As Jenkins was growing up, he reveled in the ability to watch Aaron on Monday Night Baseball and always appreciated how dangerous he was as a hitter.
When Jenkins broke into the big leagues in 1965 as a September call-up, he had to face Aaron in Milwaukee.
“I got him to fly out to center field, so I considered myself pretty lucky,” Jenkins said. “To face a guy that you watch play and you idolize, I was very thrilled.”
Jenkins eventually became an All-Star in 1967 and he’ll never forget the outfield behind him in that appearance — Aaron in left, Willie Mays in center and Roberto Clemente in right.

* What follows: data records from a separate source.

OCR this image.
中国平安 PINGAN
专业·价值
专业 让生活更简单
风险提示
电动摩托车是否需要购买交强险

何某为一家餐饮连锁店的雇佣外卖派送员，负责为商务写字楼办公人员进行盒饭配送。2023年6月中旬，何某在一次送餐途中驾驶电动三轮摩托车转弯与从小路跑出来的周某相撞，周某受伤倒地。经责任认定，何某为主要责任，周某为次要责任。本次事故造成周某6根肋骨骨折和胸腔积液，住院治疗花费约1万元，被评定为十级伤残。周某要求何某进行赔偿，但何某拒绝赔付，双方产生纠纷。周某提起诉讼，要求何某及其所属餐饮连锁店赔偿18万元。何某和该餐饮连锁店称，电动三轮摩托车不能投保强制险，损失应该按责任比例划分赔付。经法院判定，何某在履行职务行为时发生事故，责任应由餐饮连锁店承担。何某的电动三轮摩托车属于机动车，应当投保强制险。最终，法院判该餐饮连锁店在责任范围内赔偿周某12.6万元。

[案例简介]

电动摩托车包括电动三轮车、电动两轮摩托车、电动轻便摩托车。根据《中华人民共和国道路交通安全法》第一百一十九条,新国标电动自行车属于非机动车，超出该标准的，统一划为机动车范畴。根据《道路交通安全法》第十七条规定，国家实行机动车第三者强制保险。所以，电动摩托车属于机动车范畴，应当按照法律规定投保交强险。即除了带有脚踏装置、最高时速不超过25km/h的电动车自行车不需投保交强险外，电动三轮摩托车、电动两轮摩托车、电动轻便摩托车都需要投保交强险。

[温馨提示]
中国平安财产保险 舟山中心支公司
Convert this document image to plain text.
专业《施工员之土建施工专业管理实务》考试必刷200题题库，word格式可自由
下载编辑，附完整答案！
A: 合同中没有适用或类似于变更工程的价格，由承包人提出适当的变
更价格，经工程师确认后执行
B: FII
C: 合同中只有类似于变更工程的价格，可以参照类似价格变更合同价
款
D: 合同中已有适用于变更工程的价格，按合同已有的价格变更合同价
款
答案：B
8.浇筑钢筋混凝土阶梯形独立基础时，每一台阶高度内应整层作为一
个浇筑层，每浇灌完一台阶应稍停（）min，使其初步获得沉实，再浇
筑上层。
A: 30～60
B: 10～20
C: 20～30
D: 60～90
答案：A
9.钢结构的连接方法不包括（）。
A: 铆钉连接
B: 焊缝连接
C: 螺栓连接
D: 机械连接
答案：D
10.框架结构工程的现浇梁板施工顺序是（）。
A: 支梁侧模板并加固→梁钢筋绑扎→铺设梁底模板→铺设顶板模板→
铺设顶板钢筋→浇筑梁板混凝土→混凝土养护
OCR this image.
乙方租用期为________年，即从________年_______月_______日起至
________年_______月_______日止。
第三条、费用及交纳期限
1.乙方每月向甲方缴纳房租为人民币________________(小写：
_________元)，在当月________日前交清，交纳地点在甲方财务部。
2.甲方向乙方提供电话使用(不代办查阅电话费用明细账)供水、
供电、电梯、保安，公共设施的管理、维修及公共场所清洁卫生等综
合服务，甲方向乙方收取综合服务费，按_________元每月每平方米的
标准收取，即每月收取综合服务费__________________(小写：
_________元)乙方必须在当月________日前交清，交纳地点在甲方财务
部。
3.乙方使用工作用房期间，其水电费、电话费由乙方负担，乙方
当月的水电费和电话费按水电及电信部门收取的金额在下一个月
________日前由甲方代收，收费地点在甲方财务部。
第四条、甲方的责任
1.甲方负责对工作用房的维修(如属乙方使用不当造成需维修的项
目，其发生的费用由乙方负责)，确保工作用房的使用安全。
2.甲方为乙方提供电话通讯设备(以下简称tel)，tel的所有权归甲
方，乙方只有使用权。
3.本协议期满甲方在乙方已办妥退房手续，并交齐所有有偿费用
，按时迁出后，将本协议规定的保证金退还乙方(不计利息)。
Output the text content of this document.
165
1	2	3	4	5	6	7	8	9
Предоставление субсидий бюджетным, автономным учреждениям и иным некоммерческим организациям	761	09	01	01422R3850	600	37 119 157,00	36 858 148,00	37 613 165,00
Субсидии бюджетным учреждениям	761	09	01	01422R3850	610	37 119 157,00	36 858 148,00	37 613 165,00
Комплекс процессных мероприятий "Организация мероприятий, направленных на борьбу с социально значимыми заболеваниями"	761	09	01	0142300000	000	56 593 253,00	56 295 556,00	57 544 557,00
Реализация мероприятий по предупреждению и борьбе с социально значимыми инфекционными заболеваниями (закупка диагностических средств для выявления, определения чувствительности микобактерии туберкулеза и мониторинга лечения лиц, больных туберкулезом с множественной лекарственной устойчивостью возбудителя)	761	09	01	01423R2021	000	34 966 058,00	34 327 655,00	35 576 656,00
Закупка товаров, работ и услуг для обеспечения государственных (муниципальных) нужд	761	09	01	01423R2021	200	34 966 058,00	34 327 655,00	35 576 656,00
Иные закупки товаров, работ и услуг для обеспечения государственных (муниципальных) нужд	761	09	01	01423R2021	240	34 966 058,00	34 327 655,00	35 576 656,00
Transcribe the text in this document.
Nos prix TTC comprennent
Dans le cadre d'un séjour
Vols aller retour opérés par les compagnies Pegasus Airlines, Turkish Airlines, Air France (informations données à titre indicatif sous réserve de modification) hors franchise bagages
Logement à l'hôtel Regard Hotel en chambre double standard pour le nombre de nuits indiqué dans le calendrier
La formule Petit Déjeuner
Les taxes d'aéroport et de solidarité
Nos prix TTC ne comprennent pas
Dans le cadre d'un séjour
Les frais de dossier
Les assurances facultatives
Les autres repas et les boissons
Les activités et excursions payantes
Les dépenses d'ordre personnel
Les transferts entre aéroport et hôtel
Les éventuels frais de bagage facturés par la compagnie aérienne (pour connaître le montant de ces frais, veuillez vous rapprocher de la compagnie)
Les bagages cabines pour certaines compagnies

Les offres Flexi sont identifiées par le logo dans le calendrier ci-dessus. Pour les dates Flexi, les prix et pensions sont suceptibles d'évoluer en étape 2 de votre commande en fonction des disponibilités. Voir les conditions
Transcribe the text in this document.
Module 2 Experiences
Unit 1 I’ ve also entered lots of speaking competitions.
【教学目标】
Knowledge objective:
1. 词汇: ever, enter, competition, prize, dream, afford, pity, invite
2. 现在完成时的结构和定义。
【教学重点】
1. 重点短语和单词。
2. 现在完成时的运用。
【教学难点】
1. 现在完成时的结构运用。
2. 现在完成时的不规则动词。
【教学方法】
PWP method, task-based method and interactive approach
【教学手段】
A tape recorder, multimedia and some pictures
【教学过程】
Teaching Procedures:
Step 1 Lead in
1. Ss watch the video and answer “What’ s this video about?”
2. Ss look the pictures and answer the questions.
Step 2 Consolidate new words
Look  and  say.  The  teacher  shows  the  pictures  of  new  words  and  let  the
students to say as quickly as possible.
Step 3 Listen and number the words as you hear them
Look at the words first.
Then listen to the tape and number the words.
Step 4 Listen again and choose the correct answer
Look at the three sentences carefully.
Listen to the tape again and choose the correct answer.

Though Aaron no longer holds the record for home runs, he still paces all of baseball in RBI (2,297) and total bases (6,856). He was a prodigious power hitter, but he didn’t sacrifice contact, sporting a .305 average with more walks (1,402) than strikeouts (1,383) over his 23-year career.
Aaron’s consistency was also remarkable — he never struck out 100 times in a season.
“Hank was diligent,” Jenkins said. “Very patient at the plate, didn’t swing at bad pitches. That’s a tribute to his ability. He knew the pitchers, he knew who he was going to face from [Don] Drysdale, Jenkins, [Tom] Seaver, [Don] Sutton, [Juan] Marichal, whoever.
“He was pretty tolerant when it comes to the plate and he would swing at his own pitch, not one you were trying to get him out with.”